If you have a cat, then you most likely have noticed the weird cute thing they do with their paws right before they lie down for a snooze. The kneading like motion indicates that the cat is relaxed, according to scientists. What’s more, the kneading followed with the all time favorite purr means the cat is near its favorite human. How cute is that?

Kneading in kittens

Kittens start the kneading motion as soon as they are born. They do it on their momma’s belly and it is their way of signaling that they are hungry. Together with their purring, which is their signal for attention, they notify the mom that she should stand still as they are not done feeding.

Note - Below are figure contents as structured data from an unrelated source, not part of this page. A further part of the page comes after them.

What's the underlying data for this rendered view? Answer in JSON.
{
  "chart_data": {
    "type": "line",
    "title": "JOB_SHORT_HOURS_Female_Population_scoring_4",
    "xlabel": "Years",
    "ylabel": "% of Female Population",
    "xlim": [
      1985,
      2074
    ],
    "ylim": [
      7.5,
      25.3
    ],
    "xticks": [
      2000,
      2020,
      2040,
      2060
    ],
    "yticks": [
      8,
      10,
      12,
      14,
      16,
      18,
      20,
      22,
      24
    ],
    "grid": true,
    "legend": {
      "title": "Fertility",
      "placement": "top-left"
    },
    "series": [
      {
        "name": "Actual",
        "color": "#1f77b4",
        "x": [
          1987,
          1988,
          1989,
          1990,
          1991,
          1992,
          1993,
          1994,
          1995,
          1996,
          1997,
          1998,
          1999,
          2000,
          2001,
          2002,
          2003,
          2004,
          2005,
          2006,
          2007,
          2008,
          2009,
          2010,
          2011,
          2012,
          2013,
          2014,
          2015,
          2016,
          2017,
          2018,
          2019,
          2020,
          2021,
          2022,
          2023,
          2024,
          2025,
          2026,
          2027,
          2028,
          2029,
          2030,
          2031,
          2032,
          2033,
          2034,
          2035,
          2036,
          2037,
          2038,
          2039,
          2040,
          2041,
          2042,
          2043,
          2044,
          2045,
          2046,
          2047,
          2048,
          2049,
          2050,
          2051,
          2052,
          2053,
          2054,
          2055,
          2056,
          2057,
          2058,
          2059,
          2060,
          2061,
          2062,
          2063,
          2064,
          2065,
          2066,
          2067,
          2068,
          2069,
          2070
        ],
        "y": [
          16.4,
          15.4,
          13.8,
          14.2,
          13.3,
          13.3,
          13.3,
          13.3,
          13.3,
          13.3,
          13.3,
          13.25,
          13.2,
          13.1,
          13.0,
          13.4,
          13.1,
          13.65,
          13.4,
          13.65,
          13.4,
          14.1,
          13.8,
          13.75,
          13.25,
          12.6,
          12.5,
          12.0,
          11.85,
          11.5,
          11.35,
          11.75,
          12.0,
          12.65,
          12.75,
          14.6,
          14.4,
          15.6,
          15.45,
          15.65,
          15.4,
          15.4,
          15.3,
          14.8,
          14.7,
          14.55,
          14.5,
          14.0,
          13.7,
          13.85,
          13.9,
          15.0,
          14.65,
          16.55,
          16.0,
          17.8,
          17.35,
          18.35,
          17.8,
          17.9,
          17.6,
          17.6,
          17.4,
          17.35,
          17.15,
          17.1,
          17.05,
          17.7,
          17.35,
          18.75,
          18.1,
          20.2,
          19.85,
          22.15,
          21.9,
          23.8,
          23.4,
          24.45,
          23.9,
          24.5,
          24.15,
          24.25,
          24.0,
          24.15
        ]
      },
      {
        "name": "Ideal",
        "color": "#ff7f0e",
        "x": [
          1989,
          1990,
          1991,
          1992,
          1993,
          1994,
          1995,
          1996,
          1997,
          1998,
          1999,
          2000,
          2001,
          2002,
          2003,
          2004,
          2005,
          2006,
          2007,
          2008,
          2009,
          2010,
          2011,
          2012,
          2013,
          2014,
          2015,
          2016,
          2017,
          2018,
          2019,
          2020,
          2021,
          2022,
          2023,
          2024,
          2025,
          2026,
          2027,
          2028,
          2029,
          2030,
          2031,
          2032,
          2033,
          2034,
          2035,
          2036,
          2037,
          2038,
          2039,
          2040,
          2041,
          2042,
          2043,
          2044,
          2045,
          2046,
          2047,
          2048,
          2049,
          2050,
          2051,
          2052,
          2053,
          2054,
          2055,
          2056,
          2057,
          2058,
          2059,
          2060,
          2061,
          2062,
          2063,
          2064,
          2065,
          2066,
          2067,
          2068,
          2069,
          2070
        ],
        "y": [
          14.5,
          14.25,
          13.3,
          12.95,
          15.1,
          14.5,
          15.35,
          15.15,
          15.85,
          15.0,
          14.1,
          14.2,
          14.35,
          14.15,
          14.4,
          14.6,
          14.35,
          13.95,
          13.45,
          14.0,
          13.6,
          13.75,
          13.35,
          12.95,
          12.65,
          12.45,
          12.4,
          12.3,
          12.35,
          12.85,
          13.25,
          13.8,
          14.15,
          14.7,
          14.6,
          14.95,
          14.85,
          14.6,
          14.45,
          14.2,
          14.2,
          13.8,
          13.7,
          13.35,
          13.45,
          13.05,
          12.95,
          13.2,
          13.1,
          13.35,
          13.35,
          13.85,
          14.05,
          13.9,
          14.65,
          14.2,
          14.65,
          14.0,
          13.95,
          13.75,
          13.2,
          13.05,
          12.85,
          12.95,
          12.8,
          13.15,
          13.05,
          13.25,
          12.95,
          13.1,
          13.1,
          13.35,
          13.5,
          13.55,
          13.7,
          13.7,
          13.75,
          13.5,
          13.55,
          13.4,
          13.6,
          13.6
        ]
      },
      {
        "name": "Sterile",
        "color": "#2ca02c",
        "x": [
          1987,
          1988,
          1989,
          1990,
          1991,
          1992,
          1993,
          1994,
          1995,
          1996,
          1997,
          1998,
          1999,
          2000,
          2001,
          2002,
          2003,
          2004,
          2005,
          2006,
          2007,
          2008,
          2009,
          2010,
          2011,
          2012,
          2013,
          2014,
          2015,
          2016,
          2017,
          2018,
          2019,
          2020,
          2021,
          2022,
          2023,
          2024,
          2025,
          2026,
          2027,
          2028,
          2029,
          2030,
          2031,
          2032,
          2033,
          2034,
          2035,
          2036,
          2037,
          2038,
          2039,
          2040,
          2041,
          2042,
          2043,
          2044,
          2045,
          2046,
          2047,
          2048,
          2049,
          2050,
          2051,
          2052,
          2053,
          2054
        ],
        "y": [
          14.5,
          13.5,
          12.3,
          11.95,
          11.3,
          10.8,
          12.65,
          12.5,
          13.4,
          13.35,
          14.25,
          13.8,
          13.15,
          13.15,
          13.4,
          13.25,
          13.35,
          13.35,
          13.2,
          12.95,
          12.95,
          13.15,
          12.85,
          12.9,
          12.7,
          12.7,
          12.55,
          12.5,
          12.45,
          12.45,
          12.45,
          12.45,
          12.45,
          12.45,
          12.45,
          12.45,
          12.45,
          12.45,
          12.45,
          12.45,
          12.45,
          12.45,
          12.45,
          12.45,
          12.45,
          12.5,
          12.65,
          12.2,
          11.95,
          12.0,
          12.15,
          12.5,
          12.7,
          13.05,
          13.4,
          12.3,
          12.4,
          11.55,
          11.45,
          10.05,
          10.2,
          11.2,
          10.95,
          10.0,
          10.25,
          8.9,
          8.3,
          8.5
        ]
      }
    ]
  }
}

If the kneading plays such an important role when they are babies, why do cats continue to knead after their two months of age when they stop depending on their mom’s milk?

Time to relax

Once they start entering the “adult world” cats change the meaning behind the kneading. You may have noticed that your cat kneads more often on a certain blanket – it means your kitty really likes that blanket. Yes, cats tend to knead more on things they find relaxing.

Another reason is scent – cats mark objects, even humans by rubbing their body, head, or cheeks in order to leave their scent on said object. Since they also have scent glands between their toes, they might as well like to put a comforting scent where they rest.

Subtle signals

People have been around cats and dogs for thousands of years, which is why we can easily distinguish certain behaviors in our furry friends. While dogs have been bred for centuries in order to create the perfect companion or guardian for the man, cats are bred from more recent times simply for aesthetics. Now, dogs show more obvious signs when they want something or like someone,  but cats tend to be more subtle. So, the kneading can also be a subtle way of simply expressing their liking toward their fellow human.